Нас встретило двое коллег людоеда. Я сразу понял, кто это: по одним алым мундирам и нашитым под погонами на предплечьях флагам Ивентарской империи . На белом фоне был изображен золотистый четырехглавый дракон, в полете испускавший вверх из каждой пасти багровое пламя.
Военный флот Ее Величества королевы Деборы ! Я должен бы догадаться!
Я не спешил с выводами. Хотя о принадлежности атаковавших к ивентарцам можно было заключить уже по верзиле. Он оперировал их языком на манер кокни, плевав на элементарные правила эталона. Да и одевался как типичный денди из Энедвайта .
– Заходите, – мрачно призвал один из них и отошел подальше. – Босс уже здесь.
– Он осмотрел каюту капитана? – поинтересовался колосс.
– А как же! – отозвался второй привратник, контрастируя энтузиазмом.
– И че там? – Лоб людоеда смялся, обнажая морщины.
– Все схвачено!
– Благодарствую, братец, – Мутант кивнул и обратился ко мне, очередной раз унижая мое мужское достоинство. – Ходу, кобылица, ходу.
Говна поешь.
Мы проследовали внутрь. По бокам трюм был битком набит всевозможными ящиками, сундуками и другими контейнерами с мэйнанским добром и корабельными припасами. Но место здесь нашлось и живым существам. Вне зависимости от родного языка и расы.
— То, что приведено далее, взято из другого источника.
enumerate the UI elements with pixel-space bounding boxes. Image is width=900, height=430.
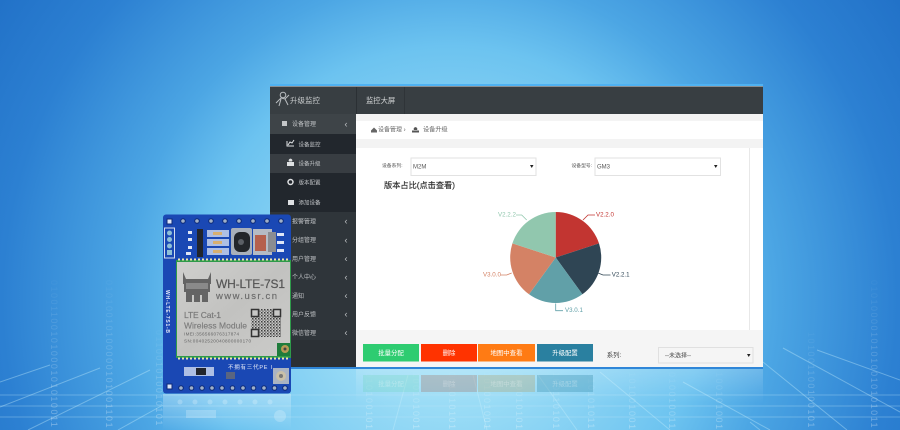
tab label: 监控大屏 [366, 96, 395, 105]
background binary digits: 010100101 [364, 372, 374, 430]
background binary digits: 100110101 [551, 372, 561, 430]
form filters: 设备型号: [572, 162, 592, 169]
chart title: 版本占比(点击查看) [384, 180, 455, 190]
background binary digits: 01010000101010010101011 [869, 280, 879, 429]
pie chart: V3.0.0 [483, 272, 501, 278]
reflection of panel: 升级配置 [552, 379, 578, 388]
sidebar: 添加设备 [298, 198, 321, 206]
module board [163, 214, 291, 430]
background binary digits: 101001100100101 [806, 332, 816, 429]
lower silkscreen [184, 363, 289, 384]
sidebar: ‹ [344, 235, 348, 245]
sidebar: ‹ [344, 328, 348, 338]
background binary digits: 010101011 [586, 372, 596, 430]
sidebar: ‹ [344, 254, 348, 264]
sidebar: ‹ [344, 216, 348, 226]
top components [164, 228, 284, 258]
sidebar: 报警管理 [292, 218, 316, 226]
form filters: M2M [413, 164, 426, 170]
sidebar: 通知 [292, 292, 304, 300]
dashboard panel [270, 84, 763, 369]
background binary digits: 011001010010101 [154, 330, 164, 427]
sidebar: 用户管理 [292, 255, 316, 263]
background binary digits: 100101001 [411, 372, 421, 430]
form filters: GM3 [597, 164, 611, 170]
sidebar: 设备升级 [298, 160, 321, 168]
qr code [251, 309, 281, 337]
action buttons [363, 344, 593, 362]
sidebar: 分组管理 [292, 236, 316, 244]
pin holes [167, 219, 287, 390]
reflection of panel: 批量分配 [378, 379, 404, 388]
sidebar: 个人中心 [292, 273, 316, 281]
action buttons: 删除 [443, 348, 456, 357]
sidebar [270, 114, 356, 367]
background binary digits: 101001001 [627, 372, 637, 430]
series select: 系列: [607, 350, 621, 359]
lower silkscreen: 不拥有三代PE I [228, 363, 272, 371]
module name: WH-LTE-7S1 [216, 277, 285, 291]
breadcrumb: 设备升级 [423, 126, 448, 134]
pie chart [483, 212, 630, 314]
website: www.usr.cn [215, 291, 277, 302]
form filters: 设备系列: [382, 162, 403, 169]
lte module: SN:00402520040800000170 [184, 338, 251, 344]
reflection of panel: 删除 [443, 379, 456, 388]
background binary digits: 001010101 [447, 372, 457, 430]
sidebar: 设备监控 [298, 140, 321, 148]
module description: LTE Cat-1 [184, 310, 221, 320]
background binary digits [49, 280, 879, 430]
action buttons: 地图中查看 [491, 348, 523, 357]
pcb [163, 214, 291, 394]
logo title: 升级监控 [290, 95, 320, 105]
background binary digits: 100101001 [714, 372, 724, 430]
pie chart: V3.0.1 [565, 307, 583, 314]
top bar [270, 86, 763, 114]
sidebar: ‹ [344, 309, 348, 319]
action buttons: 批量分配 [378, 348, 404, 357]
lte module [176, 260, 291, 358]
sidebar: ‹ [344, 272, 348, 282]
background binary digits: 101001001 [482, 372, 492, 430]
sidebar: ‹ [344, 119, 348, 129]
reflection of board [163, 394, 291, 430]
reflection of panel [356, 369, 763, 403]
vertical board label: WH-LTE-7S1-B [164, 290, 170, 333]
sidebar: 版本配置 [298, 178, 321, 186]
sidebar: 微信管理 [292, 329, 316, 337]
breadcrumb: 设备管理 › [378, 126, 406, 134]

Внутри этого просторного, темного и сырого помещения, расположившись по центру, передо мной предстали выжившие торутийцы.
Повязанные по рукам и ногам, на коленях и с опущенными головами в ряд выстроилась целая дюжина членов экипажа «Навты». Все, кто пережил абордаж. Сломленные морально и побитые. Никто из моряков и понятия не имел, что их ждет в финале. До последней минуты участия в этой истории.
Их окружали враги – пятнадцать человек, не меньше. Следили за порядком. Ни надзирателям, ни торутийцам ничего не мешало поддерживать коммуникацию в своих так разнящихся кругах, пока дело ползло к развязке.